DSPy vs LangChain comparison
VERDICT
| Tool | Key strength | Pricing | API access | Best for |
|---|---|---|---|---|
| DSPy | Declarative, type-safe AI programming with Pydantic | Free, open-source | Yes, supports OpenAI and others | Structured AI pipelines with strong typing |
| LangChain | Flexible chain building and tool integration | Free, open-source | Yes, supports many LLMs and APIs | Complex prompt workflows and retrieval-augmented generation |
| DSPy | Simplifies input/output schema enforcement | Free, open-source | Yes | Use cases needing strict data validation |
| LangChain | Rich ecosystem of retrievers, memory, and agents | Free, open-source | Yes | Multi-step reasoning and agent orchestration |
Key differences
DSPy emphasizes declarative AI programming with Pydantic models for input/output validation, enabling strong typing and modular AI components. LangChain focuses on chaining multiple LLM calls, integrating external tools, and retrieval systems for complex workflows. DSPy is more schema-driven, while LangChain is workflow-driven.
DSPy example
Define a question-answering signature with input/output fields and run a prediction with DSPy.
import os
import dspy
from openai import OpenAI
# Initialize OpenAI LLM
lm = dspy.LM("openai/gpt-4o-mini", api_key=os.environ["OPENAI_API_KEY"])
dspy.configure(lm=lm)
# Define a signature
class QA(dspy.Signature):
question: str = dspy.InputField()
answer: str = dspy.OutputField()
# Create a prediction module
qa = dspy.Predict(QA)
# Run prediction
result = qa(question="What is retrieval-augmented generation?")
print(result.answer) Retrieval-augmented generation (RAG) is a technique that combines external knowledge retrieval with language model generation to produce more accurate and contextually relevant responses.
LangChain equivalent
Use LangChain to create a simple question-answering chain with an OpenAI chat model.
import os
from langchain_openai import ChatOpenAI
from langchain_core.prompts import ChatPromptTemplate
from langchain_community.document_loaders import TextLoader
# Initialize LangChain chat model
chat = ChatOpenAI(model_name="gpt-4o-mini", openai_api_key=os.environ["OPENAI_API_KEY"])
# Define prompt template
prompt = ChatPromptTemplate.from_template("Question: {question}\nAnswer:")
# Run chain
response = chat.invoke([{"role": "user", "content": prompt.format(question="What is retrieval-augmented generation?") }])

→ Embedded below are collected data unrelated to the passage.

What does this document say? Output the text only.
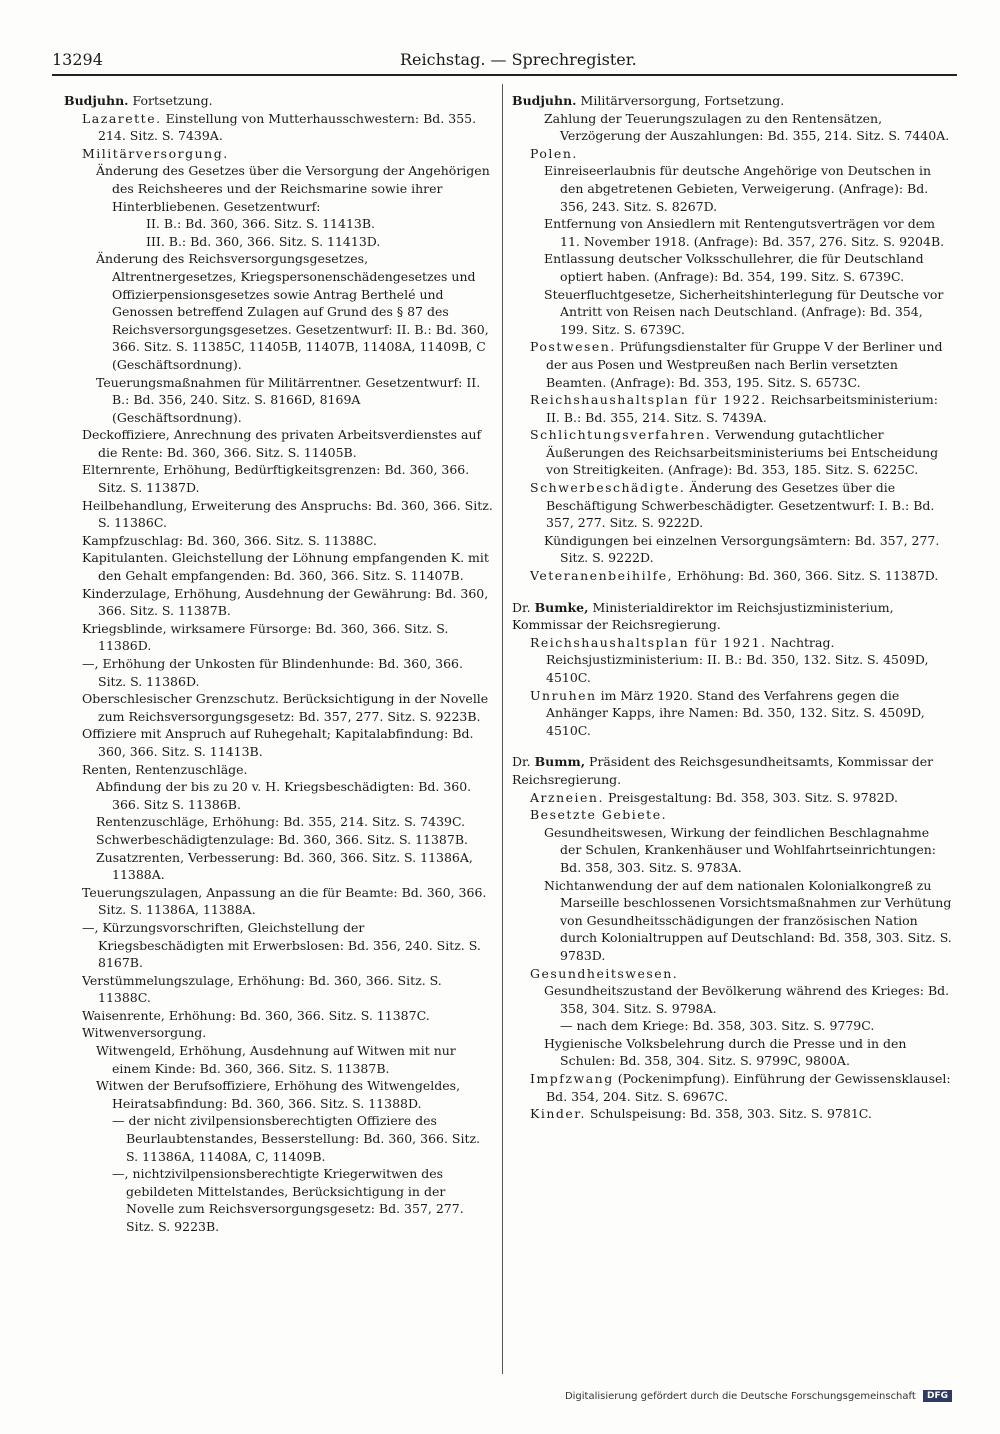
13294	Reichstag. — Sprechregister.

Budjuhn. Fortsetzung.

Lazarette. Einstellung von Mutterhausschwestern: Bd. 355. 214. Sitz. S. 7439A.

Militärversorgung.

Änderung des Gesetzes über die Versorgung der Angehörigen des Reichsheeres und der Reichsmarine sowie ihrer Hinterbliebenen. Gesetzentwurf:

II. B.: Bd. 360, 366. Sitz. S. 11413B.

III. B.: Bd. 360, 366. Sitz. S. 11413D.

Änderung des Reichsversorgungsgesetzes, Altrentnergesetzes, Kriegspersonenschädengesetzes und Offizierpensionsgesetzes sowie Antrag Berthelé und Genossen betreffend Zulagen auf Grund des § 87 des Reichsversorgungsgesetzes. Gesetzentwurf: II. B.: Bd. 360, 366. Sitz. S. 11385C, 11405B, 11407B, 11408A, 11409B, C (Geschäftsordnung).

Teuerungsmaßnahmen für Militärrentner. Gesetzentwurf: II. B.: Bd. 356, 240. Sitz. S. 8166D, 8169A (Geschäftsordnung).

Deckoffiziere, Anrechnung des privaten Arbeitsverdienstes auf die Rente: Bd. 360, 366. Sitz. S. 11405B.

Elternrente, Erhöhung, Bedürftigkeitsgrenzen: Bd. 360, 366. Sitz. S. 11387D.

Heilbehandlung, Erweiterung des Anspruchs: Bd. 360, 366. Sitz. S. 11386C.

Kampfzuschlag: Bd. 360, 366. Sitz. S. 11388C.

Kapitulanten. Gleichstellung der Löhnung empfangenden K. mit den Gehalt empfangenden: Bd. 360, 366. Sitz. S. 11407B.

Kinderzulage, Erhöhung, Ausdehnung der Gewährung: Bd. 360, 366. Sitz. S. 11387B.

Kriegsblinde, wirksamere Fürsorge: Bd. 360, 366. Sitz. S. 11386D.

—, Erhöhung der Unkosten für Blindenhunde: Bd. 360, 366. Sitz. S. 11386D.

Oberschlesischer Grenzschutz. Berücksichtigung in der Novelle zum Reichsversorgungsgesetz: Bd. 357, 277. Sitz. S. 9223B.

Offiziere mit Anspruch auf Ruhegehalt; Kapitalabfindung: Bd. 360, 366. Sitz. S. 11413B.

Renten, Rentenzuschläge.

Abfindung der bis zu 20 v. H. Kriegsbeschädigten: Bd. 360. 366. Sitz S. 11386B.

Rentenzuschläge, Erhöhung: Bd. 355, 214. Sitz. S. 7439C.

Schwerbeschädigtenzulage: Bd. 360, 366. Sitz. S. 11387B.

Zusatzrenten, Verbesserung: Bd. 360, 366. Sitz. S. 11386A, 11388A.

Teuerungszulagen, Anpassung an die für Beamte: Bd. 360, 366. Sitz. S. 11386A, 11388A.

—, Kürzungsvorschriften, Gleichstellung der Kriegsbeschädigten mit Erwerbslosen: Bd. 356, 240. Sitz. S. 8167B.

Verstümmelungszulage, Erhöhung: Bd. 360, 366. Sitz. S. 11388C.

Waisenrente, Erhöhung: Bd. 360, 366. Sitz. S. 11387C.

Witwenversorgung.

Witwengeld, Erhöhung, Ausdehnung auf Witwen mit nur einem Kinde: Bd. 360, 366. Sitz. S. 11387B.

Witwen der Berufsoffiziere, Erhöhung des Witwengeldes, Heiratsabfindung: Bd. 360, 366. Sitz. S. 11388D.

— der nicht zivilpensionsberechtigten Offiziere des Beurlaubtenstandes, Besserstellung: Bd. 360, 366. Sitz. S. 11386A, 11408A, C, 11409B.

—, nichtzivilpensionsberechtigte Kriegerwitwen des gebildeten Mittelstandes, Berücksichtigung in der Novelle zum Reichsversorgungsgesetz: Bd. 357, 277. Sitz. S. 9223B.

Budjuhn. Militärversorgung, Fortsetzung.

Zahlung der Teuerungszulagen zu den Rentensätzen, Verzögerung der Auszahlungen: Bd. 355, 214. Sitz. S. 7440A.

Polen.

Einreiseerlaubnis für deutsche Angehörige von Deutschen in den abgetretenen Gebieten, Verweigerung. (Anfrage): Bd. 356, 243. Sitz. S. 8267D.

Entfernung von Ansiedlern mit Rentengutsverträgen vor dem 11. November 1918. (Anfrage): Bd. 357, 276. Sitz. S. 9204B.

Entlassung deutscher Volksschullehrer, die für Deutschland optiert haben. (Anfrage): Bd. 354, 199. Sitz. S. 6739C.

Steuerfluchtgesetze, Sicherheitshinterlegung für Deutsche vor Antritt von Reisen nach Deutschland. (Anfrage): Bd. 354, 199. Sitz. S. 6739C.

Postwesen. Prüfungsdienstalter für Gruppe V der Berliner und der aus Posen und Westpreußen nach Berlin versetzten Beamten. (Anfrage): Bd. 353, 195. Sitz. S. 6573C.

Reichshaushaltsplan für 1922. Reichsarbeitsministerium: II. B.: Bd. 355, 214. Sitz. S. 7439A.

Schlichtungsverfahren. Verwendung gutachtlicher Äußerungen des Reichsarbeitsministeriums bei Entscheidung von Streitigkeiten. (Anfrage): Bd. 353, 185. Sitz. S. 6225C.

Schwerbeschädigte. Änderung des Gesetzes über die Beschäftigung Schwerbeschädigter. Gesetzentwurf: I. B.: Bd. 357, 277. Sitz. S. 9222D.

Kündigungen bei einzelnen Versorgungsämtern: Bd. 357, 277. Sitz. S. 9222D.

Veteranenbeihilfe, Erhöhung: Bd. 360, 366. Sitz. S. 11387D.

Dr. Bumke, Ministerialdirektor im Reichsjustizministerium, Kommissar der Reichsregierung.

Reichshaushaltsplan für 1921. Nachtrag. Reichsjustizministerium: II. B.: Bd. 350, 132. Sitz. S. 4509D, 4510C.

Unruhen im März 1920. Stand des Verfahrens gegen die Anhänger Kapps, ihre Namen: Bd. 350, 132. Sitz. S. 4509D, 4510C.

Dr. Bumm, Präsident des Reichsgesundheitsamts, Kommissar der Reichsregierung.

Arzneien. Preisgestaltung: Bd. 358, 303. Sitz. S. 9782D.

Besetzte Gebiete.

Gesundheitswesen, Wirkung der feindlichen Beschlagnahme der Schulen, Krankenhäuser und Wohlfahrtseinrichtungen: Bd. 358, 303. Sitz. S. 9783A.

Nichtanwendung der auf dem nationalen Kolonialkongreß zu Marseille beschlossenen Vorsichtsmaßnahmen zur Verhütung von Gesundheitsschädigungen der französischen Nation durch Kolonialtruppen auf Deutschland: Bd. 358, 303. Sitz. S. 9783D.

Gesundheitswesen.

Gesundheitszustand der Bevölkerung während des Krieges: Bd. 358, 304. Sitz. S. 9798A.

— nach dem Kriege: Bd. 358, 303. Sitz. S. 9779C.

Hygienische Volksbelehrung durch die Presse und in den Schulen: Bd. 358, 304. Sitz. S. 9799C, 9800A.

Impfzwang (Pockenimpfung). Einführung der Gewissensklausel: Bd. 354, 204. Sitz. S. 6967C.

Kinder. Schulspeisung: Bd. 358, 303. Sitz. S. 9781C.

Digitalisierung gefördert durch die Deutsche Forschungsgemeinschaft DFG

print(response.content) Retrieval-augmented generation (RAG) is a method that combines information retrieval with language model generation to provide more accurate and context-aware answers.
When to use each
Use DSPy when you need strict input/output validation, modular AI components, and declarative programming with Pydantic schemas. Use LangChain when building complex chains involving multiple LLM calls, external tools, memory, or retrieval systems.
| Scenario | Use DSPy | Use LangChain |
|---|---|---|
| Structured data extraction | Yes, with Pydantic models | Possible but less strict |
| Multi-step workflows | Limited chaining support | Designed for chaining and orchestration |
| Retrieval-augmented generation | Needs custom integration | Built-in retrievers and memory |
| Rapid prototyping | Good for typed APIs | Flexible and extensible |
Pricing and access
Both DSPy and LangChain are free, open-source Python SDKs. They require API keys for underlying LLM providers like OpenAI. Neither charges for the SDK itself.
| Option | Free | Paid | API access |
|---|---|---|---|
| DSPy SDK | Yes | No | Yes, via OpenAI and others |
| LangChain SDK | Yes | No | Yes, supports many LLMs and APIs |
Key Takeaways
- DSPy excels at declarative, type-safe AI programming with Pydantic schemas.
- LangChain is best for building flexible, multi-step AI chains and retrieval workflows.
- Choose DSPy for structured input/output validation and modular AI components.
- Choose LangChain for complex orchestration involving multiple tools and memory.
- Both are free, open-source, and require API keys for LLM providers.